А с другой стороны наш народ, чуть-чуть зарождающийся, еле выходящий из пелён истории; народ, не только не переживший ничего, но ещё мало испробовавший; народ свежий, мягкий, без устоев и значительно ниже стоящий по многим нравственным качествам своим. Ни семейных, ни религиозных основ у него прочных нет ещё; вместо солидарности царит непонятная чисто детская вражда, взаимная с ненужным ухарством и бахвальством; цели народные не выяснены, миросозерцание не установлено…

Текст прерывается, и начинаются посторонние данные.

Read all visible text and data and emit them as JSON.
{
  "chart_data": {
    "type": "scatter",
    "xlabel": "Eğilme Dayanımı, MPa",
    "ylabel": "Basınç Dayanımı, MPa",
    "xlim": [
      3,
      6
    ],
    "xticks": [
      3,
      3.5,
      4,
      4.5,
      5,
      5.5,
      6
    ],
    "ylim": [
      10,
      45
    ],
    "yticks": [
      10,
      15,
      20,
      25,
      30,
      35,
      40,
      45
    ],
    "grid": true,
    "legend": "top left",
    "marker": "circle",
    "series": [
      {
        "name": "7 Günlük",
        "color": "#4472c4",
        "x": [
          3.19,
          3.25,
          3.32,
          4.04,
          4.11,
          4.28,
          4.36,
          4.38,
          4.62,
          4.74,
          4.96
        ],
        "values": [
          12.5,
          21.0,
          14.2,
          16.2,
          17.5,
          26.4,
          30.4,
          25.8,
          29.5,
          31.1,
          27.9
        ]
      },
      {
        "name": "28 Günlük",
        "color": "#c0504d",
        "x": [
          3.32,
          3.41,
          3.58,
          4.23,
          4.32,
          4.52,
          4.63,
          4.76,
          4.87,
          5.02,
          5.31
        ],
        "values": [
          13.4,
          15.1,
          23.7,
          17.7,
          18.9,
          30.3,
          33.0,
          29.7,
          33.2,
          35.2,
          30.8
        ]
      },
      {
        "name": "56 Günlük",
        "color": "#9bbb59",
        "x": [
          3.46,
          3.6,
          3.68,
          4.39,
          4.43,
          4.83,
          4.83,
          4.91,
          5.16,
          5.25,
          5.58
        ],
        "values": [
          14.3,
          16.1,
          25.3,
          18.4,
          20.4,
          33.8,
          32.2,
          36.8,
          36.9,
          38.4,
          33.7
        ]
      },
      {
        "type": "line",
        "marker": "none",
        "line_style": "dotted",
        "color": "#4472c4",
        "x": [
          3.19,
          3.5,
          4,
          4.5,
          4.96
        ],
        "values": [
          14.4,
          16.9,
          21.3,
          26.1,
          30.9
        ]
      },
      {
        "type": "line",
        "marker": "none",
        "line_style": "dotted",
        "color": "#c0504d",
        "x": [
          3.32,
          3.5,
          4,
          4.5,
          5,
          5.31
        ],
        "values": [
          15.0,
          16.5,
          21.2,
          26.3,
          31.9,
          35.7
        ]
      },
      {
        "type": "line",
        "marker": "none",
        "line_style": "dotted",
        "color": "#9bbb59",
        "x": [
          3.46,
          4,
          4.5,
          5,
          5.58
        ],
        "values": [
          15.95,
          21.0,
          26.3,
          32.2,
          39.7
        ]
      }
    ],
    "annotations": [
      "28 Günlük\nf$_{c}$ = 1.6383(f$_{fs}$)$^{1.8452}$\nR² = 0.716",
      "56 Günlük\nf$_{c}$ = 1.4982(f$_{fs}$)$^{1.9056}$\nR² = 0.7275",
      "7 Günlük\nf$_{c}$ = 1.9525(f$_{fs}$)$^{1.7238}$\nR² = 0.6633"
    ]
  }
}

И вот не угодно ли, – при встрече этих двух наций, – на чьей стороне может быть победа? Не надо быть особенным пророком и прозорливцем событий, чтобы предугадать печальный исход для слабой стороны.
Наш народ не выдержит борьбы и поддастся.
Он утонет в старом еврейском море и растворит в нём свою молодую, ещё мало жившую душу.
Вот что опасно и вот чего боится всякое честное, русское сердце, содрогающееся при мысли о возможной гибели. – Я знаю, вы мне скажете, что в этом ещё ничего страшного нет, что если еврейский народ чище и нравственнее русского, то кому от этого плохо будет, когда русский народ поддастся влиянию его и сам сделается чище и нравственнее. Я знаю это, но должен вам сказать, что народная жизнь ещё более щепетильна, чем жизнь отдельной личности, и не всякому приятно подражать. Русский народ желает шествовать по своему пути и на этом пути хотел бы избежать чьих бы то ни было влияний, а тем более еврейских.
Слушая пересказ этой речи Суворина, Лев Толстой сказал:
– Мысли этих книжных умников мало проникают в глубь народных интересов, как эти мелкие извилины ряби в водную толщу пруда.